Invitation to write children's names - Puzzles Family Day Care                Sigh Word Fun with Natural Materials from Mummy Musings and Mayhem! #literacy

This is a great and simple way to work on words. This can be adapted to many levels, its just handy for them to be able to touch and move the letters around. Also, this way, if they make a mistake, they won’t feel stuck, they can just move the letters around and start over!







What is literacy?

noun: literacy
  1. -the ability to read and write.

    -synonyms: ability to read and write, reading/writing proficiency;

    -learning, book learning, education, scholarship, schooling
    “literacy and numeracy are the first goals of education”
    -competence or knowledge in a specified area.
    “wine literacy can’t be taught in three hours”
Literacy, to me, has always been so intriguing. The thought that we can process our thoughts through writing, and not only the verbal.  When the words seem to simply escape our minds before they exit from our mouths, writing can provide such a power and grace to the person trying to portray any sort of information. It gives time to process information, elaborate, and convey exactly how one is feeling in that moment. Grammar, sentence structure, and fluidity in any form of literature are my jam. There are few things I adore as much as a well written piece of work.

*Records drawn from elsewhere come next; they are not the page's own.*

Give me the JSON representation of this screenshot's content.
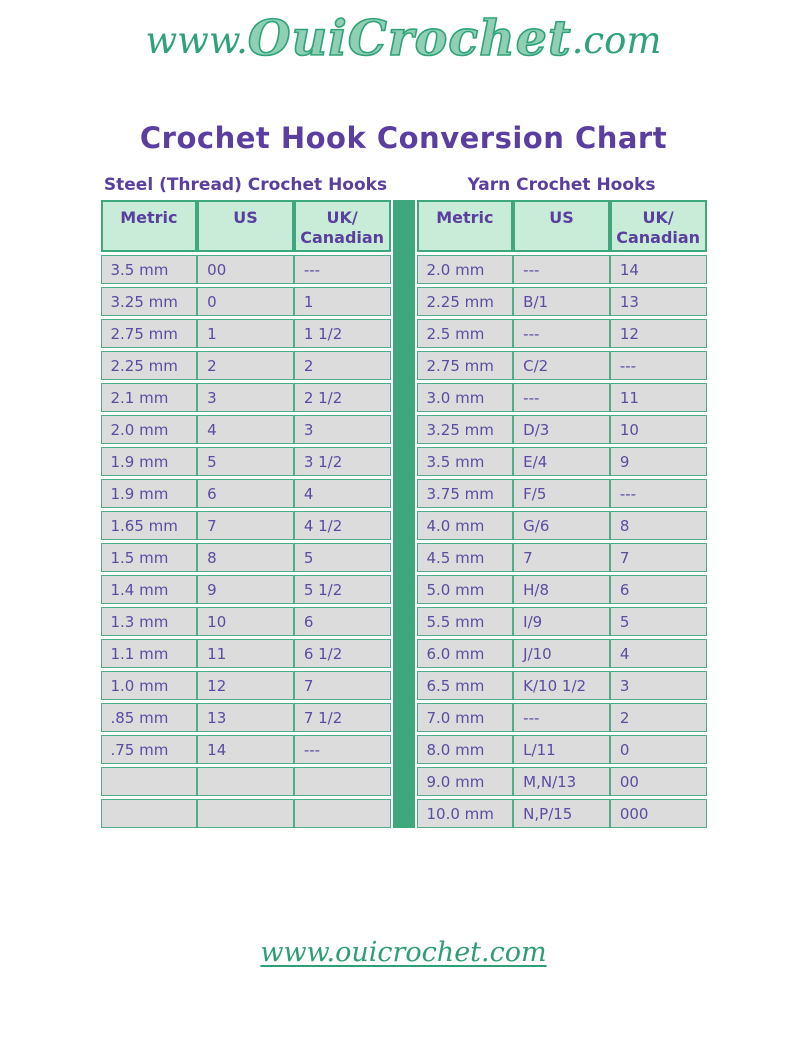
{
  "logo": {
    "prefix": "www.",
    "brand": "OuiCrochet",
    "suffix": ".com"
  },
  "title": "Crochet Hook Conversion Chart",
  "colors": {
    "accent_green": "#3ea87c",
    "border_green": "#4fae85",
    "header_cell_bg": "#c9ecd9",
    "data_cell_bg": "#dcdcdc",
    "cell_text_purple": "#5c4ba1",
    "heading_purple": "#5a3f9e",
    "title_purple": "#5b3fa0",
    "logo_green": "#2fa279",
    "footer_green": "#2f9e74"
  },
  "tables": [
    {
      "heading": "Steel (Thread) Crochet Hooks",
      "columns": [
        {
          "lines": [
            "Metric"
          ]
        },
        {
          "lines": [
            "US"
          ]
        },
        {
          "lines": [
            "UK/",
            "Canadian"
          ]
        }
      ],
      "rows": [
        [
          "3.5 mm",
          "00",
          "---"
        ],
        [
          "3.25 mm",
          "0",
          "1"
        ],
        [
          "2.75 mm",
          "1",
          "1 1/2"
        ],
        [
          "2.25 mm",
          "2",
          "2"
        ],
        [
          "2.1 mm",
          "3",
          "2 1/2"
        ],
        [
          "2.0 mm",
          "4",
          "3"
        ],
        [
          "1.9 mm",
          "5",
          "3 1/2"
        ],
        [
          "1.9 mm",
          "6",
          "4"
        ],
        [
          "1.65 mm",
          "7",
          "4 1/2"
        ],
        [
          "1.5 mm",
          "8",
          "5"
        ],
        [
          "1.4 mm",
          "9",
          "5 1/2"
        ],
        [
          "1.3 mm",
          "10",
          "6"
        ],
        [
          "1.1 mm",
          "11",
          "6 1/2"
        ],
        [
          "1.0 mm",
          "12",
          "7"
        ],
        [
          ".85 mm",
          "13",
          "7 1/2"
        ],
        [
          ".75 mm",
          "14",
          "---"
        ],
        [
          "",
          "",
          ""
        ],
        [
          "",
          "",
          ""
        ]
      ]
    },
    {
      "heading": "Yarn Crochet Hooks",
      "columns": [
        {
          "lines": [
            "Metric"
          ]
        },
        {
          "lines": [
            "US"
          ]
        },
        {
          "lines": [
            "UK/",
            "Canadian"
          ]
        }
      ],
      "rows": [
        [
          "2.0 mm",
          "---",
          "14"
        ],
        [
          "2.25 mm",
          "B/1",
          "13"
        ],
        [
          "2.5 mm",
          "---",
          "12"
        ],
        [
          "2.75 mm",
          "C/2",
          "---"
        ],
        [
          "3.0 mm",
          "---",
          "11"
        ],
        [
          "3.25 mm",
          "D/3",
          "10"
        ],
        [
          "3.5 mm",
          "E/4",
          "9"
        ],
        [
          "3.75 mm",
          "F/5",
          "---"
        ],
        [
          "4.0 mm",
          "G/6",
          "8"
        ],
        [
          "4.5 mm",
          "7",
          "7"
        ],
        [
          "5.0 mm",
          "H/8",
          "6"
        ],
        [
          "5.5 mm",
          "I/9",
          "5"
        ],
        [
          "6.0 mm",
          "J/10",
          "4"
        ],
        [
          "6.5 mm",
          "K/10 1/2",
          "3"
        ],
        [
          "7.0 mm",
          "---",
          "2"
        ],
        [
          "8.0 mm",
          "L/11",
          "0"
        ],
        [
          "9.0 mm",
          "M,N/13",
          "00"
        ],
        [
          "10.0 mm",
          "N,P/15",
          "000"
        ]
      ]
    }
  ],
  "footer": {
    "link_text": "www.ouicrochet.com"
  }
}
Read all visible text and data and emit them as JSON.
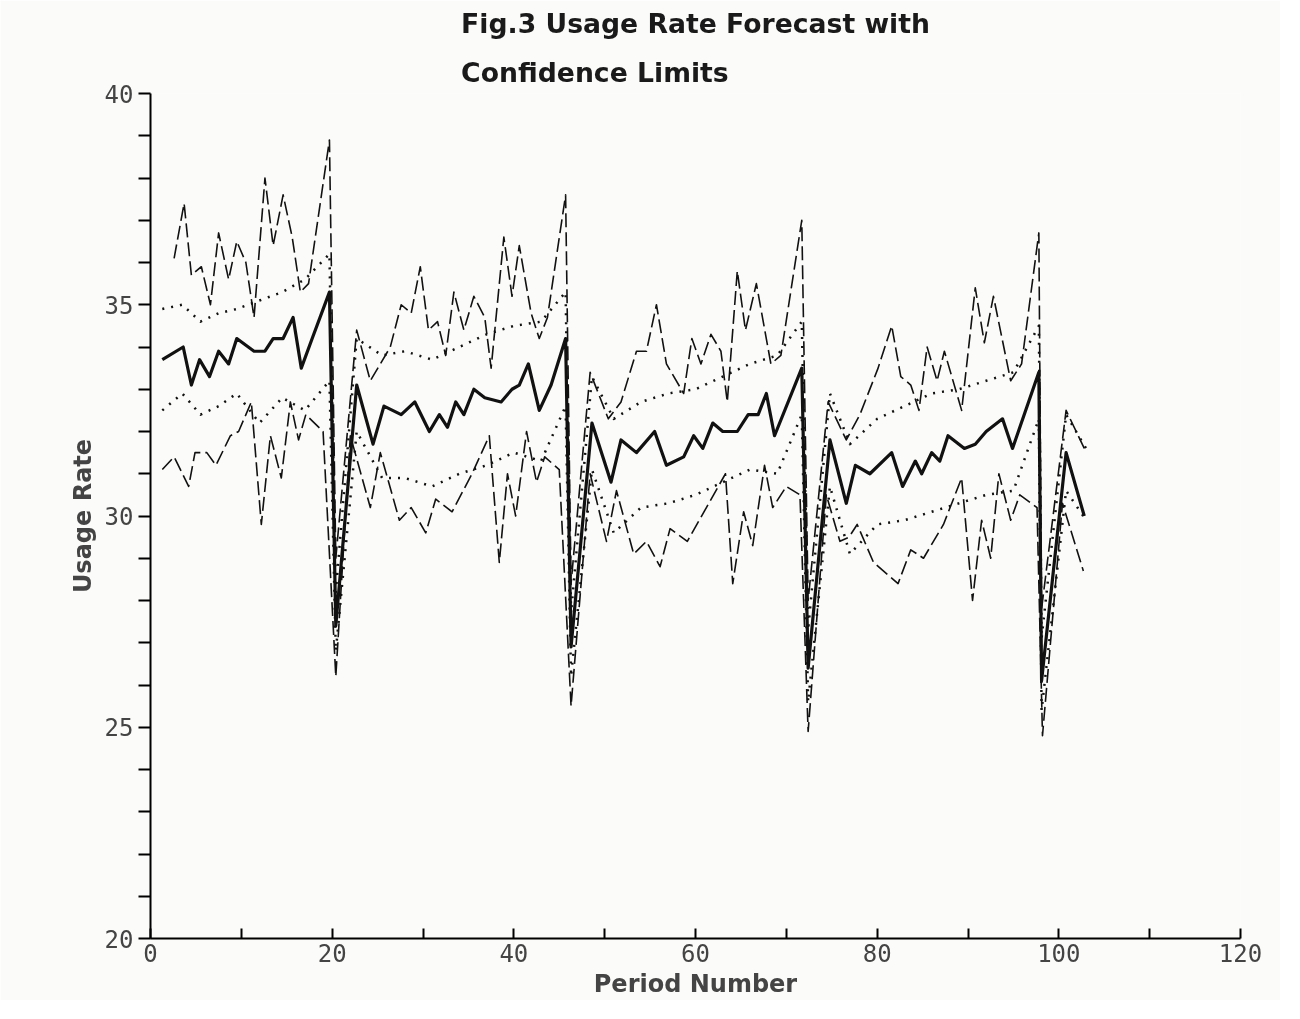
{
  "chart_data": {
    "type": "line",
    "title": "Fig.3 Usage Rate Forecast with\nConfidence Limits",
    "xlabel": "Period Number",
    "ylabel": "Usage Rate",
    "xlim": [
      0,
      120
    ],
    "ylim": [
      20,
      40
    ],
    "xticks": [
      0,
      {
        "value": 10,
        "label": null
      },
      20,
      {
        "value": 30,
        "label": null
      },
      40,
      {
        "value": 50,
        "label": null
      },
      60,
      {
        "value": 70,
        "label": null
      },
      80,
      {
        "value": 90,
        "label": null
      },
      100,
      {
        "value": 110,
        "label": null
      },
      120
    ],
    "yticks": [
      20,
      {
        "value": 21,
        "label": null
      },
      {
        "value": 22,
        "label": null
      },
      {
        "value": 23,
        "label": null
      },
      {
        "value": 24,
        "label": null
      },
      25,
      {
        "value": 26,
        "label": null
      },
      {
        "value": 27,
        "label": null
      },
      {
        "value": 28,
        "label": null
      },
      {
        "value": 29,
        "label": null
      },
      30,
      {
        "value": 31,
        "label": null
      },
      {
        "value": 32,
        "label": null
      },
      {
        "value": 33,
        "label": null
      },
      {
        "value": 34,
        "label": null
      },
      35,
      {
        "value": 36,
        "label": null
      },
      {
        "value": 37,
        "label": null
      },
      {
        "value": 38,
        "label": null
      },
      {
        "value": 39,
        "label": null
      },
      40
    ],
    "grid": false,
    "series": [
      {
        "color": "#111111",
        "line_style": "solid",
        "x": [
          1.3,
          3.6,
          4.5,
          5.4,
          6.5,
          7.5,
          8.6,
          9.5,
          11.4,
          12.6,
          13.5,
          14.6,
          15.7,
          16.6,
          17.8,
          19.7,
          20.4,
          22.7,
          24.5,
          25.7,
          27.6,
          29.1,
          30.7,
          31.8,
          32.7,
          33.6,
          34.5,
          35.6,
          36.8,
          38.6,
          39.8,
          40.6,
          41.6,
          42.8,
          44.1,
          45.7,
          46.3,
          48.6,
          50.7,
          51.8,
          53.5,
          55.5,
          56.8,
          58.7,
          59.8,
          60.8,
          61.9,
          63.0,
          64.6,
          65.8,
          66.9,
          67.8,
          68.7,
          71.7,
          72.4,
          74.8,
          76.6,
          77.6,
          79.2,
          81.6,
          82.8,
          84.2,
          84.9,
          86.0,
          86.9,
          87.8,
          89.6,
          90.8,
          92.0,
          93.8,
          94.9,
          97.8,
          98.1,
          100.8,
          102.8
        ],
        "values": [
          33.7,
          34.0,
          33.1,
          33.7,
          33.3,
          33.9,
          33.6,
          34.2,
          33.9,
          33.9,
          34.2,
          34.2,
          34.7,
          33.5,
          34.2,
          35.3,
          27.4,
          33.1,
          31.7,
          32.6,
          32.4,
          32.7,
          32.0,
          32.4,
          32.1,
          32.7,
          32.4,
          33.0,
          32.8,
          32.7,
          33.0,
          33.1,
          33.6,
          32.5,
          33.1,
          34.2,
          26.9,
          32.2,
          30.8,
          31.8,
          31.5,
          32.0,
          31.2,
          31.4,
          31.9,
          31.6,
          32.2,
          32.0,
          32.0,
          32.4,
          32.4,
          32.9,
          31.9,
          33.5,
          26.4,
          31.8,
          30.3,
          31.2,
          31.0,
          31.5,
          30.7,
          31.3,
          31.0,
          31.5,
          31.3,
          31.9,
          31.6,
          31.7,
          32.0,
          32.3,
          31.6,
          33.4,
          26.1,
          31.5,
          30.0
        ]
      },
      {
        "color": "#111111",
        "line_style": "dotted",
        "x": [
          1.3,
          3.5,
          5.5,
          7.5,
          9.5,
          12,
          14.5,
          17,
          19.7,
          20.4,
          22.7,
          25.5,
          28,
          31,
          34,
          37,
          40,
          43,
          45.7,
          46.3,
          48.6,
          51,
          54,
          57,
          60,
          63,
          66,
          69,
          71.7,
          72.4,
          74.8,
          77,
          80,
          83,
          86,
          89,
          92,
          95,
          97.8,
          98.1,
          100.8,
          103
        ],
        "values": [
          34.9,
          35.0,
          34.6,
          34.8,
          34.9,
          35.1,
          35.3,
          35.6,
          36.2,
          28.2,
          34.2,
          33.8,
          33.9,
          33.7,
          34.0,
          34.3,
          34.5,
          34.6,
          35.3,
          27.7,
          33.3,
          32.3,
          32.7,
          32.9,
          33.0,
          33.3,
          33.6,
          33.8,
          34.6,
          27.3,
          32.9,
          31.7,
          32.3,
          32.6,
          32.9,
          33.0,
          33.2,
          33.4,
          34.5,
          27.1,
          32.4,
          31.6
        ]
      },
      {
        "color": "#111111",
        "line_style": "dotted",
        "x": [
          1.3,
          3.5,
          5.5,
          7.5,
          9.5,
          12,
          14.5,
          17,
          19.7,
          20.4,
          22.7,
          25.5,
          28,
          31,
          34,
          37,
          40,
          43,
          45.7,
          46.3,
          48.6,
          51,
          54,
          57,
          60,
          63,
          66,
          69,
          71.7,
          72.4,
          74.8,
          77,
          80,
          83,
          86,
          89,
          92,
          95,
          97.8,
          98.1,
          100.8,
          103
        ],
        "values": [
          32.5,
          32.9,
          32.4,
          32.6,
          32.9,
          32.2,
          32.8,
          32.5,
          33.2,
          26.8,
          32.0,
          30.9,
          30.9,
          30.7,
          31.0,
          31.2,
          31.5,
          31.3,
          32.6,
          26.2,
          31.1,
          29.6,
          30.2,
          30.3,
          30.5,
          30.8,
          31.1,
          31.0,
          32.4,
          25.6,
          30.7,
          29.1,
          29.8,
          29.9,
          30.1,
          30.3,
          30.5,
          30.6,
          32.3,
          25.4,
          30.6,
          29.9
        ]
      },
      {
        "color": "#111111",
        "line_style": "dashed",
        "x": [
          2.6,
          3.7,
          4.5,
          5.6,
          6.6,
          7.5,
          8.6,
          9.5,
          10.5,
          11.4,
          12.6,
          13.5,
          14.6,
          15.6,
          16.5,
          17.4,
          19.7,
          20.4,
          22.7,
          24.2,
          26.4,
          27.6,
          28.7,
          29.7,
          30.6,
          31.6,
          32.5,
          33.4,
          34.5,
          35.6,
          36.8,
          37.5,
          38.9,
          39.8,
          40.6,
          41.9,
          42.8,
          43.7,
          45.7,
          46.3,
          48.4,
          50.4,
          51.8,
          53.5,
          54.6,
          55.7,
          56.8,
          58.7,
          59.6,
          60.6,
          61.7,
          62.8,
          63.5,
          64.6,
          65.5,
          66.7,
          68.3,
          69.4,
          71.7,
          72.4,
          74.6,
          76.6,
          78.1,
          80.1,
          81.6,
          82.6,
          83.7,
          84.6,
          85.5,
          86.6,
          87.4,
          89.3,
          90.8,
          91.8,
          92.8,
          94.7,
          95.9,
          97.8,
          98.1,
          100.8,
          102.8
        ],
        "values": [
          36.1,
          37.4,
          35.7,
          35.9,
          35.0,
          36.7,
          35.6,
          36.5,
          36.0,
          34.7,
          38.0,
          36.4,
          37.6,
          36.6,
          35.3,
          35.5,
          38.9,
          29.0,
          34.4,
          33.2,
          34.0,
          35.0,
          34.8,
          35.9,
          34.4,
          34.6,
          33.8,
          35.3,
          34.4,
          35.2,
          34.7,
          33.5,
          36.6,
          35.2,
          36.4,
          34.8,
          34.2,
          34.7,
          37.6,
          28.4,
          33.4,
          32.3,
          32.7,
          33.9,
          33.9,
          35.0,
          33.6,
          32.9,
          34.2,
          33.6,
          34.3,
          33.9,
          32.7,
          35.8,
          34.4,
          35.5,
          33.6,
          33.8,
          37.0,
          28.0,
          32.7,
          31.8,
          32.4,
          33.5,
          34.5,
          33.3,
          33.1,
          32.5,
          34.0,
          33.2,
          33.9,
          32.5,
          35.4,
          34.1,
          35.2,
          33.2,
          33.6,
          36.7,
          27.8,
          32.5,
          31.6
        ]
      },
      {
        "color": "#111111",
        "line_style": "dashed",
        "x": [
          1.3,
          2.6,
          4.2,
          4.9,
          6.2,
          7.2,
          8.8,
          9.7,
          11.1,
          12.2,
          13.2,
          14.4,
          15.4,
          16.3,
          17.1,
          19.0,
          20.4,
          22.0,
          24.2,
          25.3,
          27.4,
          28.7,
          30.3,
          31.4,
          33.2,
          35.4,
          37.3,
          38.4,
          39.3,
          40.2,
          41.4,
          42.5,
          43.4,
          45.0,
          46.3,
          48.4,
          50.2,
          51.3,
          53.2,
          54.6,
          56.1,
          57.2,
          59.1,
          61.2,
          63.3,
          64.1,
          65.3,
          66.3,
          67.6,
          68.5,
          70.0,
          71.5,
          72.4,
          74.4,
          75.9,
          76.9,
          77.8,
          79.6,
          82.3,
          83.7,
          85.1,
          87.3,
          89.3,
          90.5,
          91.5,
          92.5,
          93.4,
          94.7,
          95.7,
          97.6,
          98.2,
          100.4,
          102.7
        ],
        "values": [
          31.1,
          31.4,
          30.7,
          31.5,
          31.5,
          31.2,
          31.9,
          32.0,
          32.7,
          29.8,
          31.9,
          30.9,
          32.7,
          31.8,
          32.4,
          32.0,
          26.2,
          31.9,
          30.2,
          31.5,
          29.9,
          30.2,
          29.6,
          30.4,
          30.1,
          31.0,
          31.9,
          28.9,
          31.0,
          30.0,
          32.0,
          30.8,
          31.4,
          31.1,
          25.5,
          31.0,
          29.4,
          30.6,
          29.1,
          29.4,
          28.8,
          29.7,
          29.4,
          30.2,
          31.0,
          28.4,
          30.1,
          29.3,
          31.2,
          30.2,
          30.7,
          30.5,
          24.9,
          30.5,
          29.4,
          29.5,
          29.8,
          28.9,
          28.4,
          29.2,
          29.0,
          29.8,
          30.9,
          28.0,
          29.9,
          29.0,
          31.0,
          29.9,
          30.5,
          30.2,
          24.8,
          30.3,
          28.7
        ]
      }
    ]
  }
}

I think my own passion for this area stems from my earlier days, through the work I was exposed to and experienced, in and through writing letters to pen pals. Up until this point, I had never really written or received a letter specifically addressed to me. The idea that communication can expand beyond friends that I see everyday at school, and family that I spend everyday with at home, was revolutionary to me. This was before any sort of instant messenger, and long before texting. We were able to get to know students of a similar age, in another province, by writing letters back and forth to one another. We were blessed with the opportunity to actually meet these friends in person a while later, after we had gotten to know each other over the course of the year. By this point in time, it already felt like we knew each other fairly well, as if we had been friends for ages. I am well aware that the concept of letter writing is not new or innovative, by any means, but to little me, it opened a new door to this entire world that I hadn’t a clue existed. From this moment onwards, my life was changed, and I really haven’t halted my passion ever since. I would much rather send a letter across the country that very well may take weeks to arrive, than send a message that will be received almost instantaneously. There’s more effort, thought, and love put into a hand written letter, and I thrive off of that.

Literacy does not comprise solely of written works, it encompasses a great deal, which surely also includes literature.

  1. written works, especially those considered of superior or lasting artistic merit.
    “a great work of literature”

While I am certain that there are some who may prefer reading over writing, or vice versa, these two really do go hand in hand. They work alongside each other, and arguably help better one another. If there is an adult or a child who struggles with writing, they can improve their skills in this area by grasping further knowledge of literature. This can expand vocabulary, improve spelling, and provide new ideas for the writer to explore.

I had a desire for reading, for as long as I can remember. I would spend my recess in the library sorting, organizing, and reading books. I was most certainly “that library kid”, and I loved every minute of it. The library was a sort of saving grace for me, as I knew that I was always welcomed there, and it gave me a place to escape the chaotic and refocus. It brought comfort to me, and through this, my intrigue into the world of literature grew into a passion that I still hold dear to me to this day. This, in fact, sparked enough of an interest in me, that I am now pursuing a career with the end goal of becoming an elementary school librarian, so I can help create this safe place for students to come and explore their own paths.